Plate Andreas, Di Gangi Stefania, Baumann Robin, Senn Oliver, Neuner-Jehle Stefan
Institute of Primary Care, University of Zurich and University Hospital Zurich, Pestalozzistrasse 24, Zurich, 8091, Switzerland.
Infection. 2025 Sep 10. doi: 10.1007/s15010-025-02635-4.
Antibiotic-sparing treatment (ASPT) strategies, such as delayed prescribing and symptomatic treatment, are promising to reduce antimicrobial consumption (AMC) in patients with uncomplicated urinary tract infections (uUTI). The aim of this scoping review was to identify literature reporting on factors that may act as barriers and facilitators to the use of ASPT in order to improve implementation.
MEDLINE (Ovid), Embase, the Cochrane Database, Google Scholar, Proquest Dissertations and Theses, the Clinical Trials Gov Registry and the ICTRP WHO Registry were searched for evidence of health care professionals and/or patients exposed to ASPT in the context of uUTI. We included evidence published between 2000 and 2024, from high-income countries and in any language. Identified factors were grouped into themes and categorized as facilitators or barriers.
A total of 6543 unique records were screened for eligibility and 108 records were included in the review. Most evidence was from original research (n = 50, 46.3%) or reviews (n = 46, 42.6%).
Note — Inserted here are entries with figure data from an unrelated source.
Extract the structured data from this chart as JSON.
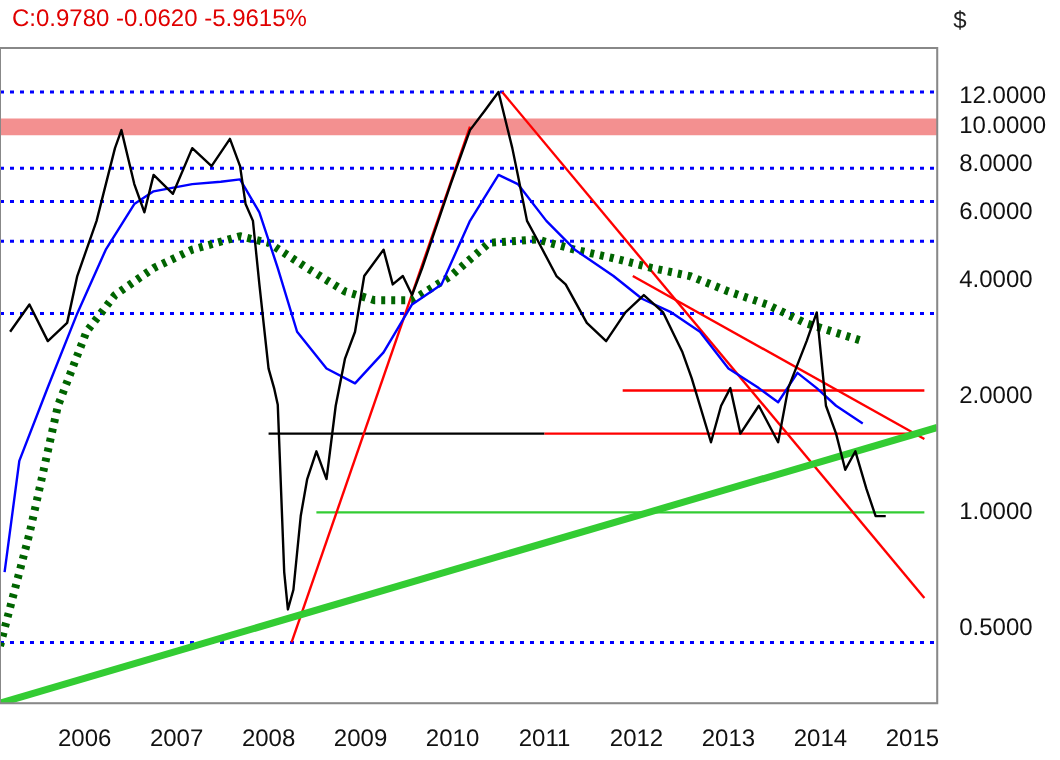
{
  "chart_data": {
    "type": "line",
    "title": "C:0.9780 -0.0620 -5.9615%",
    "ylabel": "$",
    "log": "y",
    "grid": false,
    "legend": false,
    "marker": "none",
    "xlim": [
      2005.58,
      2015.77
    ],
    "ylim": [
      0.32,
      16
    ],
    "xticks": [
      {
        "value": 2006.5,
        "label": "2006"
      },
      {
        "value": 2007.5,
        "label": "2007"
      },
      {
        "value": 2008.5,
        "label": "2008"
      },
      {
        "value": 2009.5,
        "label": "2009"
      },
      {
        "value": 2010.5,
        "label": "2010"
      },
      {
        "value": 2011.5,
        "label": "2011"
      },
      {
        "value": 2012.5,
        "label": "2012"
      },
      {
        "value": 2013.5,
        "label": "2013"
      },
      {
        "value": 2014.5,
        "label": "2014"
      },
      {
        "value": 2015.5,
        "label": "2015"
      }
    ],
    "yticks": [
      {
        "value": 0.5,
        "label": "0.5000"
      },
      {
        "value": 1,
        "label": "1.0000"
      },
      {
        "value": 2,
        "label": "2.0000"
      },
      {
        "value": 4,
        "label": "4.0000"
      },
      {
        "value": 6,
        "label": "6.0000"
      },
      {
        "value": 8,
        "label": "8.0000"
      },
      {
        "value": 10,
        "label": "10.0000"
      },
      {
        "value": 12,
        "label": "12.0000"
      }
    ],
    "series": [
      {
        "color": "#000000",
        "x": [
          2005.69,
          2005.9,
          2006.1,
          2006.31,
          2006.42,
          2006.63,
          2006.83,
          2006.9,
          2007.04,
          2007.15,
          2007.25,
          2007.46,
          2007.67,
          2007.88,
          2008.08,
          2008.19,
          2008.25,
          2008.33,
          2008.4,
          2008.5,
          2008.56,
          2008.6,
          2008.67,
          2008.71,
          2008.77,
          2008.85,
          2008.92,
          2009.02,
          2009.13,
          2009.23,
          2009.33,
          2009.44,
          2009.54,
          2009.75,
          2009.85,
          2009.96,
          2010.06,
          2010.17,
          2010.48,
          2010.69,
          2010.85,
          2011.0,
          2011.15,
          2011.21,
          2011.31,
          2011.42,
          2011.63,
          2011.73,
          2011.96,
          2012.17,
          2012.38,
          2012.58,
          2012.79,
          2013.0,
          2013.1,
          2013.31,
          2013.42,
          2013.52,
          2013.63,
          2013.83,
          2014.04,
          2014.15,
          2014.35,
          2014.46,
          2014.56,
          2014.67,
          2014.77,
          2014.88,
          2015.0,
          2015.1,
          2015.21
        ],
        "values": [
          2.94,
          3.46,
          2.78,
          3.1,
          4.1,
          5.7,
          8.8,
          9.8,
          7.1,
          6.0,
          7.5,
          6.7,
          8.8,
          7.9,
          9.3,
          7.9,
          6.3,
          5.7,
          3.9,
          2.36,
          2.1,
          1.9,
          0.7,
          0.56,
          0.63,
          0.98,
          1.22,
          1.44,
          1.22,
          1.89,
          2.5,
          2.94,
          4.1,
          4.8,
          3.9,
          4.1,
          3.66,
          4.3,
          7.1,
          9.8,
          11,
          12.3,
          8.8,
          7.5,
          5.7,
          5.1,
          4.1,
          3.9,
          3.1,
          2.78,
          3.3,
          3.66,
          3.3,
          2.6,
          2.23,
          1.52,
          1.89,
          2.1,
          1.6,
          1.89,
          1.52,
          2.1,
          2.78,
          3.3,
          1.89,
          1.6,
          1.29,
          1.44,
          1.15,
          0.978,
          0.978
        ]
      },
      {
        "color": "#0000ff",
        "x": [
          2005.63,
          2005.79,
          2006.1,
          2006.42,
          2006.73,
          2007.04,
          2007.25,
          2007.67,
          2007.98,
          2008.19,
          2008.4,
          2008.6,
          2008.81,
          2009.13,
          2009.44,
          2009.75,
          2010.06,
          2010.38,
          2010.69,
          2011.0,
          2011.21,
          2011.52,
          2011.83,
          2012.25,
          2012.56,
          2012.88,
          2013.19,
          2013.5,
          2013.83,
          2014.04,
          2014.25,
          2014.46,
          2014.67,
          2014.96
        ],
        "values": [
          0.7,
          1.36,
          2.11,
          3.28,
          4.8,
          6.3,
          6.8,
          7.1,
          7.2,
          7.3,
          6.0,
          4.3,
          2.94,
          2.36,
          2.16,
          2.6,
          3.46,
          3.9,
          5.7,
          7.5,
          7.1,
          5.7,
          4.8,
          4.1,
          3.58,
          3.3,
          2.94,
          2.36,
          2.1,
          1.93,
          2.3,
          2.1,
          1.89,
          1.7
        ]
      },
      {
        "color": "#006400",
        "line_style": "dotted",
        "x": [
          2005.58,
          2005.9,
          2006.21,
          2006.52,
          2006.83,
          2007.25,
          2007.67,
          2008.19,
          2008.5,
          2008.92,
          2009.33,
          2009.65,
          2010.06,
          2010.48,
          2010.9,
          2011.42,
          2011.83,
          2012.25,
          2012.67,
          2013.08,
          2013.5,
          2013.92,
          2014.33,
          2014.96
        ],
        "values": [
          0.45,
          0.88,
          1.89,
          2.94,
          3.66,
          4.3,
          4.8,
          5.2,
          5.0,
          4.3,
          3.74,
          3.55,
          3.55,
          4.1,
          5.0,
          5.1,
          4.8,
          4.56,
          4.3,
          4.1,
          3.74,
          3.46,
          3.1,
          2.78
        ]
      },
      {
        "type": "line",
        "color": "#33cc33",
        "x": [
          2005.58,
          2015.77
        ],
        "values": [
          0.32,
          1.66
        ]
      },
      {
        "type": "line",
        "color": "#ff0000",
        "x": [
          2008.75,
          2010.69
        ],
        "values": [
          0.46,
          10
        ]
      },
      {
        "type": "line",
        "color": "#ff0000",
        "x": [
          2011.04,
          2015.63
        ],
        "values": [
          12.3,
          0.6
        ]
      },
      {
        "type": "line",
        "color": "#ff0000",
        "x": [
          2012.46,
          2015.63
        ],
        "values": [
          4.1,
          1.55
        ]
      },
      {
        "type": "line",
        "color": "#ff0000",
        "x": [
          2012.35,
          2015.63
        ],
        "values": [
          2.07,
          2.07
        ]
      },
      {
        "type": "line",
        "color": "#ff0000",
        "x": [
          2011.5,
          2015.63
        ],
        "values": [
          1.6,
          1.6
        ]
      },
      {
        "type": "line",
        "color": "#000000",
        "x": [
          2008.5,
          2011.5
        ],
        "values": [
          1.6,
          1.6
        ]
      },
      {
        "type": "line",
        "color": "#33cc33",
        "x": [
          2009.02,
          2015.63
        ],
        "values": [
          1.0,
          1.0
        ]
      }
    ],
    "ref_lines": [
      {
        "axis": "y",
        "value": 12.3,
        "color": "#0000ff",
        "line_style": "dotted"
      },
      {
        "axis": "y",
        "value": 7.8,
        "color": "#0000ff",
        "line_style": "dotted"
      },
      {
        "axis": "y",
        "value": 6.4,
        "color": "#0000ff",
        "line_style": "dotted"
      },
      {
        "axis": "y",
        "value": 5.05,
        "color": "#0000ff",
        "line_style": "dotted"
      },
      {
        "axis": "y",
        "value": 3.28,
        "color": "#0000ff",
        "line_style": "dotted"
      },
      {
        "axis": "y",
        "value": 0.46,
        "color": "#0000ff",
        "line_style": "dotted"
      }
    ],
    "bands": [
      {
        "axis": "y",
        "from": 9.5,
        "to": 10.5,
        "color": "#f39090"
      }
    ]
  }
}
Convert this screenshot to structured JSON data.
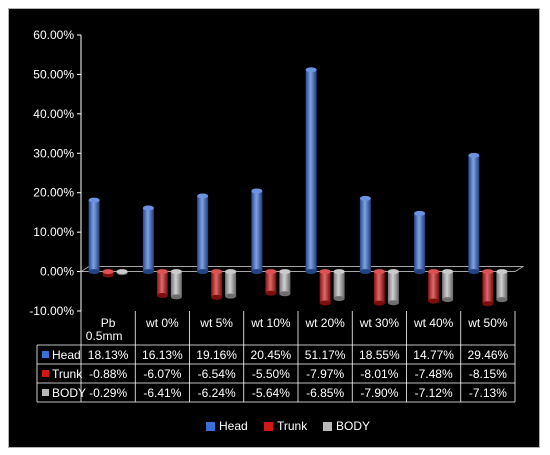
{
  "chart_data": {
    "type": "bar",
    "categories": [
      "Pb 0.5mm",
      "wt 0%",
      "wt 5%",
      "wt 10%",
      "wt 20%",
      "wt 30%",
      "wt 40%",
      "wt 50%"
    ],
    "series": [
      {
        "name": "Head",
        "color": "#3a6fd8",
        "values": [
          18.13,
          16.13,
          19.16,
          20.45,
          51.17,
          18.55,
          14.77,
          29.46
        ],
        "labels": [
          "18.13%",
          "16.13%",
          "19.16%",
          "20.45%",
          "51.17%",
          "18.55%",
          "14.77%",
          "29.46%"
        ]
      },
      {
        "name": "Trunk",
        "color": "#d01818",
        "values": [
          -0.88,
          -6.07,
          -6.54,
          -5.5,
          -7.97,
          -8.01,
          -7.48,
          -8.15
        ],
        "labels": [
          "-0.88%",
          "-6.07%",
          "-6.54%",
          "-5.50%",
          "-7.97%",
          "-8.01%",
          "-7.48%",
          "-8.15%"
        ]
      },
      {
        "name": "BODY",
        "color": "#b8b8b8",
        "values": [
          -0.29,
          -6.41,
          -6.24,
          -5.64,
          -6.85,
          -7.9,
          -7.12,
          -7.13
        ],
        "labels": [
          "-0.29%",
          "-6.41%",
          "-6.24%",
          "-5.64%",
          "-6.85%",
          "-7.90%",
          "-7.12%",
          "-7.13%"
        ]
      }
    ],
    "ylim": [
      -10,
      60
    ],
    "yticks": [
      -10,
      0,
      10,
      20,
      30,
      40,
      50,
      60
    ],
    "ytick_labels": [
      "-10.00%",
      "0.00%",
      "10.00%",
      "20.00%",
      "30.00%",
      "40.00%",
      "50.00%",
      "60.00%"
    ],
    "grid": false,
    "legend_position": "bottom-center",
    "data_table": true
  }
}
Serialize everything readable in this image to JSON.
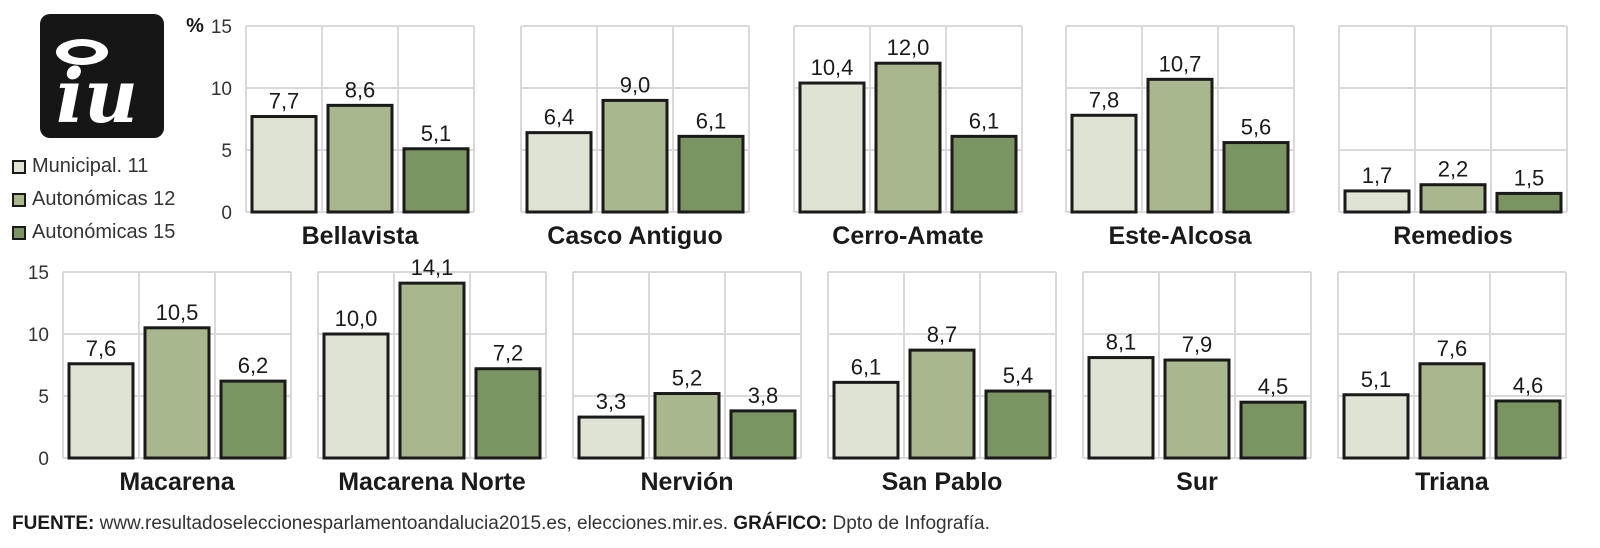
{
  "unit_label": "%",
  "logo_text": "iu",
  "colors": {
    "series": [
      "#dfe3d3",
      "#a9b78f",
      "#7a9462"
    ],
    "bar_border": "#1a1a1a",
    "grid": "#d9d9d9",
    "text": "#1a1a1a"
  },
  "legend": [
    {
      "label": "Municipal. 11",
      "color": "#dfe3d3"
    },
    {
      "label": "Autonómicas 12",
      "color": "#a9b78f"
    },
    {
      "label": "Autonómicas 15",
      "color": "#7a9462"
    }
  ],
  "footer": {
    "source_label": "FUENTE:",
    "source_text": " www.resultadoseleccionesparlamentoandalucia2015.es, elecciones.mir.es. ",
    "credit_label": "GRÁFICO:",
    "credit_text": " Dpto de Infografía."
  },
  "chart_data": {
    "type": "bar",
    "ylim": [
      0,
      15
    ],
    "yticks": [
      "0",
      "5",
      "10",
      "15"
    ],
    "ytick_values": [
      0,
      5,
      10,
      15
    ],
    "series_names": [
      "Municipal. 11",
      "Autonómicas 12",
      "Autonómicas 15"
    ],
    "panels": [
      {
        "name": "Bellavista",
        "values": [
          7.7,
          8.6,
          5.1
        ],
        "labels": [
          "7,7",
          "8,6",
          "5,1"
        ]
      },
      {
        "name": "Casco Antiguo",
        "values": [
          6.4,
          9.0,
          6.1
        ],
        "labels": [
          "6,4",
          "9,0",
          "6,1"
        ]
      },
      {
        "name": "Cerro-Amate",
        "values": [
          10.4,
          12.0,
          6.1
        ],
        "labels": [
          "10,4",
          "12,0",
          "6,1"
        ]
      },
      {
        "name": "Este-Alcosa",
        "values": [
          7.8,
          10.7,
          5.6
        ],
        "labels": [
          "7,8",
          "10,7",
          "5,6"
        ]
      },
      {
        "name": "Remedios",
        "values": [
          1.7,
          2.2,
          1.5
        ],
        "labels": [
          "1,7",
          "2,2",
          "1,5"
        ]
      },
      {
        "name": "Macarena",
        "values": [
          7.6,
          10.5,
          6.2
        ],
        "labels": [
          "7,6",
          "10,5",
          "6,2"
        ]
      },
      {
        "name": "Macarena Norte",
        "values": [
          10.0,
          14.1,
          7.2
        ],
        "labels": [
          "10,0",
          "14,1",
          "7,2"
        ]
      },
      {
        "name": "Nervión",
        "values": [
          3.3,
          5.2,
          3.8
        ],
        "labels": [
          "3,3",
          "5,2",
          "3,8"
        ]
      },
      {
        "name": "San Pablo",
        "values": [
          6.1,
          8.7,
          5.4
        ],
        "labels": [
          "6,1",
          "8,7",
          "5,4"
        ]
      },
      {
        "name": "Sur",
        "values": [
          8.1,
          7.9,
          4.5
        ],
        "labels": [
          "8,1",
          "7,9",
          "4,5"
        ]
      },
      {
        "name": "Triana",
        "values": [
          5.1,
          7.6,
          4.6
        ],
        "labels": [
          "5,1",
          "7,6",
          "4,6"
        ]
      }
    ]
  }
}
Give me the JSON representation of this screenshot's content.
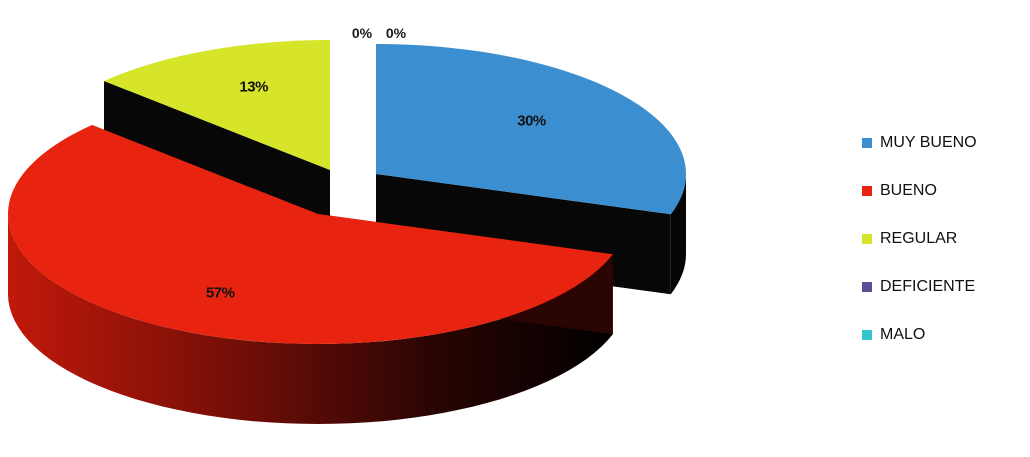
{
  "chart_data": {
    "type": "pie",
    "categories": [
      "MUY BUENO",
      "BUENO",
      "REGULAR",
      "DEFICIENTE",
      "MALO"
    ],
    "values": [
      30,
      57,
      13,
      0,
      0
    ],
    "labels": [
      "30%",
      "57%",
      "13%",
      "0%",
      "0%"
    ],
    "colors": [
      "#3b8fd0",
      "#e8230f",
      "#d6e52a",
      "#5b4e96",
      "#33c7cc"
    ],
    "legend_position": "right",
    "style": "3d-exploded"
  }
}
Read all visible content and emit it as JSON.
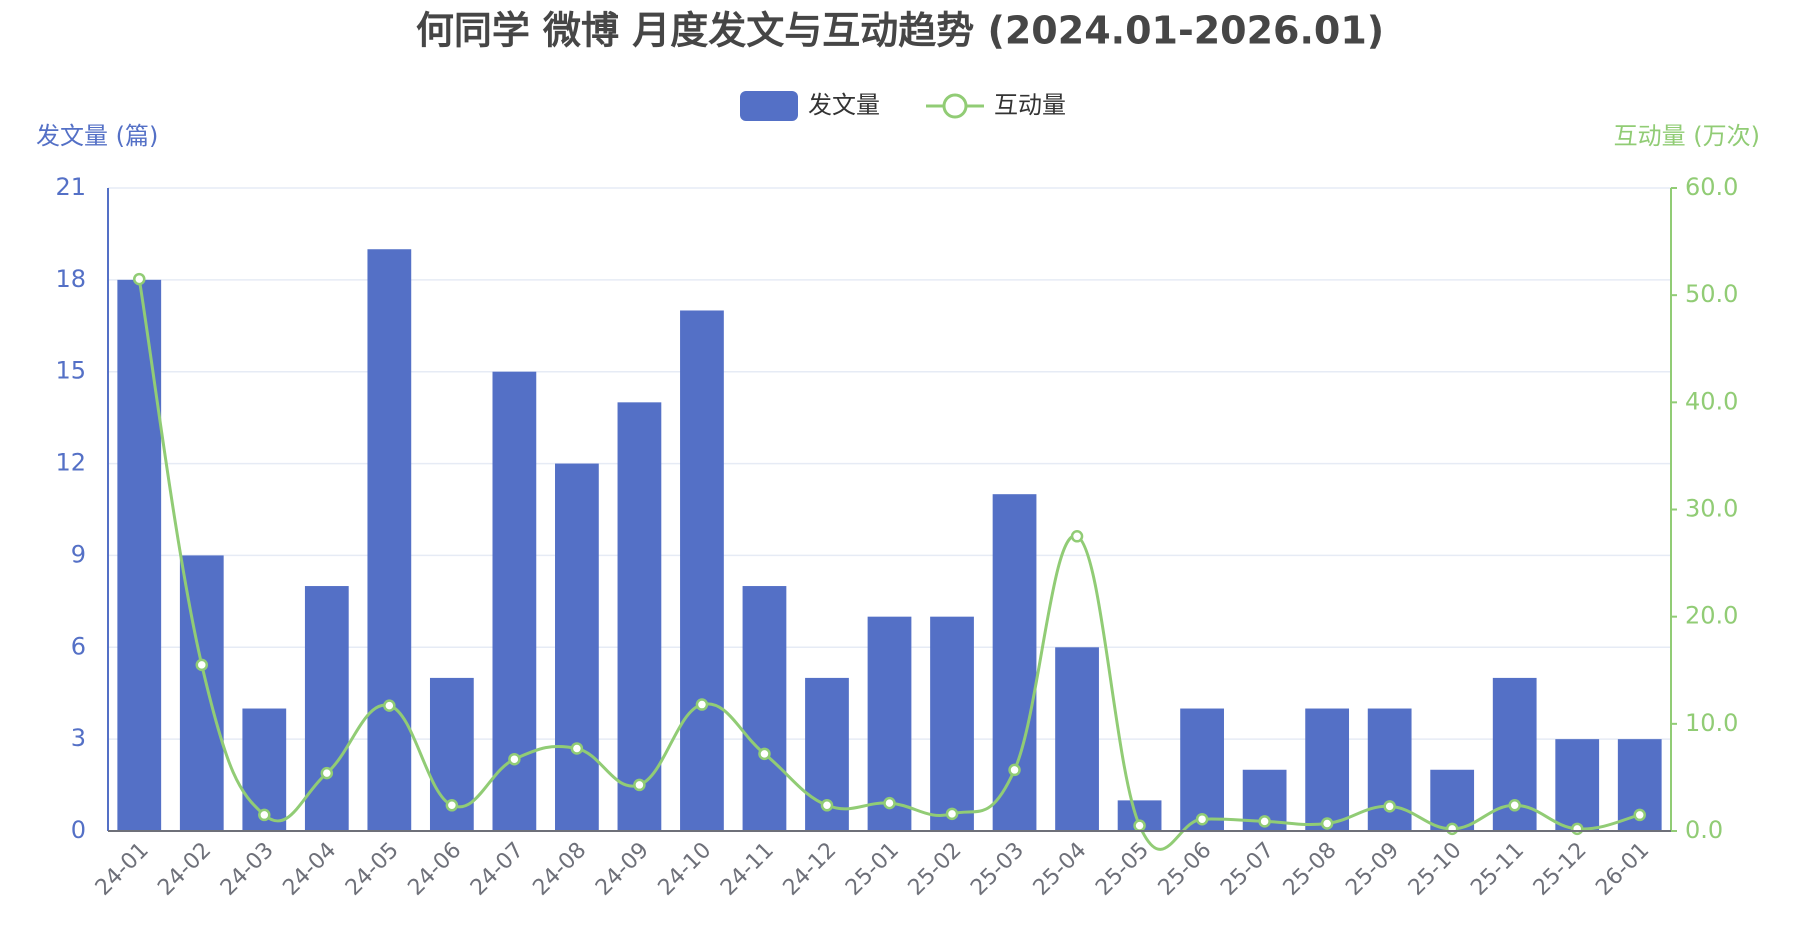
{
  "chart_data": {
    "type": "bar-line",
    "title": "何同学 微博 月度发文与互动趋势 (2024.01-2026.01)",
    "y_label": "发文量 (篇)",
    "y2_label": "互动量 (万次)",
    "categories": [
      "24-01",
      "24-02",
      "24-03",
      "24-04",
      "24-05",
      "24-06",
      "24-07",
      "24-08",
      "24-09",
      "24-10",
      "24-11",
      "24-12",
      "25-01",
      "25-02",
      "25-03",
      "25-04",
      "25-05",
      "25-06",
      "25-07",
      "25-08",
      "25-09",
      "25-10",
      "25-11",
      "25-12",
      "26-01"
    ],
    "series": [
      {
        "name": "发文量",
        "type": "bar",
        "color": "#5470c6",
        "values": [
          18,
          9,
          4,
          8,
          19,
          5,
          15,
          12,
          14,
          17,
          8,
          5,
          7,
          7,
          11,
          6,
          1,
          4,
          2,
          4,
          4,
          2,
          5,
          3,
          3
        ]
      },
      {
        "name": "互动量",
        "type": "line",
        "axis": "y2",
        "color": "#91cc75",
        "smooth": true,
        "values": [
          51.5,
          15.5,
          1.5,
          5.4,
          11.7,
          2.4,
          6.7,
          7.7,
          4.3,
          11.8,
          7.2,
          2.4,
          2.6,
          1.6,
          5.7,
          27.5,
          0.5,
          1.1,
          0.9,
          0.7,
          2.3,
          0.2,
          2.4,
          0.2,
          1.5
        ]
      }
    ],
    "ylim": [
      0,
      21
    ],
    "yticks": [
      0,
      3,
      6,
      9,
      12,
      15,
      18,
      21
    ],
    "y2lim": [
      0,
      60
    ],
    "y2ticks": [
      {
        "value": 0,
        "label": "0.0"
      },
      {
        "value": 10,
        "label": "10.0"
      },
      {
        "value": 20,
        "label": "20.0"
      },
      {
        "value": 30,
        "label": "30.0"
      },
      {
        "value": 40,
        "label": "40.0"
      },
      {
        "value": 50,
        "label": "50.0"
      },
      {
        "value": 60,
        "label": "60.0"
      }
    ],
    "grid": true,
    "legend": "top"
  }
}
We identified AMC, clinical outcomes, healthcare utilisation, and patient- or prescriber-related factors as main themes. The main facilitator was the expectation of reduced AMC, while prolonged symptom duration and increased risk of disease progression were identified as main barriers.
The clinical management of uUTIs is shaped by factors that can facilitate or hinder ASPT use. This scoping review identified key factors and provided a basis for future research in the area of patient-provider decision making for ASPT, with the ultimate goal to inform targeted interventions and promote wider implementation of ASPT.
抗生素节约治疗(ASPT)策略,如延迟处方和对症治疗,有望减少单纯性尿路感染(uUTI)患者的抗菌药物消耗(AMC)。本范围综述的目的是识别有关可能成为ASPT使用的障碍和促进因素的文献,以改善其实施情况。
检索MEDLINE(Ovid)、Embase、Cochrane数据库、谷歌学术、Proquest学位论文数据库、临床试验.gov注册库和世界卫生组织国际临床试验注册平台(ICTRP),以寻找在uUTI背景下接触过ASPT的医疗保健专业人员和/或患者的证据。我们纳入了2000年至2024年期间来自高收入国家且以任何语言发表的证据。将识别出的因素分组为主题,并分类为促进因素或障碍。
共筛选了6543条独特记录以确定其是否符合纳入标准,108条记录被纳入综述。大多数证据来自原始研究(n = 50,46.3%)或综述(n = 46,42.6%)。我们将AMC、临床结局、医疗保健利用以及患者或开处方者相关因素确定为主要主题。主要促进因素是对降低AMC的期望,而症状持续时间延长和疾病进展风险增加被确定为主要障碍。
uUTIs的临床管理受到可促进或阻碍ASPT使用的因素的影响。本范围综述确定了关键因素,并为该领域患者 - 提供者关于ASPT决策的未来研究提供了基础,最终目标是为有针对性的干预措施提供信息并促进ASPT的更广泛实施。